Reznor and others postulate that artists may begin transitioning over to a business model where they make less money off of their recordings (or even give them away free) and the bulk of their earnings off of merchandise, Web products and live shows. It’s an interesting thought, and I think it may work for many artists.

Artists can free themselves from major labels, which means they’ll make a higher percentage from each album or song sold, and they should make more per concert and for each item of merchandise sold. Artists could sell albums online from their own Web sites or other digital distributors for a so-low-how-can-you-not-pay-for-it $4.99. A price like that means a lot more people will be willing to take risks on new music, and it should allow for an artist to have greater exposure.

Plus, one of the fundamentals of economics is volume, volume, volume. How do you think Wal-Mart got so big? By selling a few products for a high price?

Greater exposure means a bigger audience, which should translate into bigger opportunities for concerts, merchandise, Web exclusives (how about either using ads or a subscription model to offer a vibrant Web community for an artist, which allows that artist to give fans something more than just standard music, while also making money?), etc. But this whole hypothesis only works for artists that have been discovered to an extent. What about the unknown artists?

MySpace, facebook and other social networking sites should be catalysts for tearing down the main stream radio hegemony. Radio stations play the same music over and over again, often because they have been paid by the labels to do so. In short, it’s a poor way to discover new music. That’s where social networking takes over.

Discovering music from like minded people is what social networking offers. Sites like Last FM and Pandora have been doing this for awhile now, and they are gaining popularity. If the labels don’t shut down Last FM and others (they have tried by upping fees) it and sites like it will be a water-shed moment.
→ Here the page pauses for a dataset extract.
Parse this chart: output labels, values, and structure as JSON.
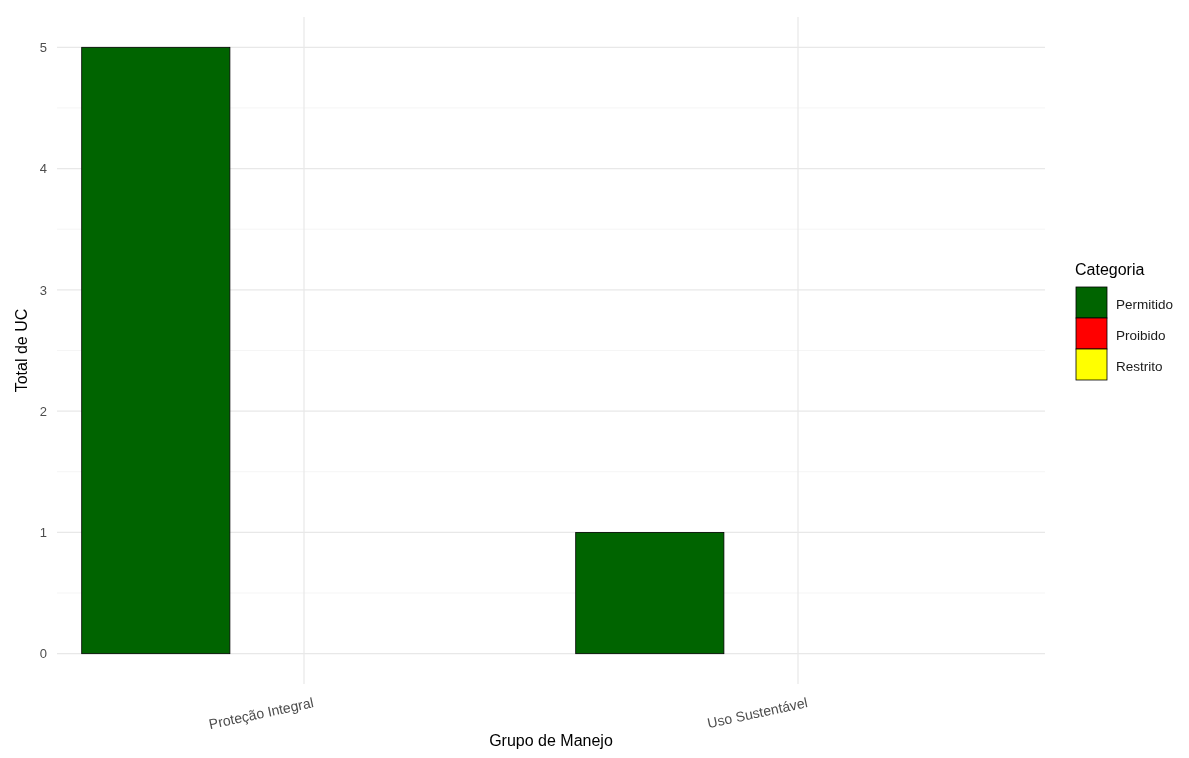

The irony of this whole situation is that it could have been avoided, and the labels could have strengthened their grip on mainstream music and made a lot of money. Music labels could have offered music digitally before Napster erupted. They could have stop charging $15-20 a CD and offered singles before piracy became widespread. They could have encouraged sites like Last FM or even spurred the creation of sites like it.

Instead, they have chosen to fight all these changes along the way, usually being several steps and years behind the curve. It seems they know the least about what to do with their prized assets, and they are willing to openly battle their own customers over how they consume their assets and what they consume. It’s only a matter of time before we see major changes within other media industries like movies, television and even bigger changes in journalism.

It just goes to show that the aversion to change is not a unique newspaper or journalism problem. Media companies in general tend to be behind the curve. They want to hold onto what they know — what they know to eek the most money out with the least amount of effort. They aren’t in the business of innovation, which is why they constantly get out innovated by more nimble companies on their home turf.

And, of course, is the reason why those large media companies will cease to exist within time. They got to the top by delivering content to people in formats people wanted. Now, for some strange reason, they have turned their backs on trying to deliver products that people actually want. Then they have the nerve to complain when people don’t want them.

We are entering an era in which people can decide what content they want in which formats they want, and people can decide how they get it. It’s an era of choice, which is exactly what the big media companies can’t give you. And won’t.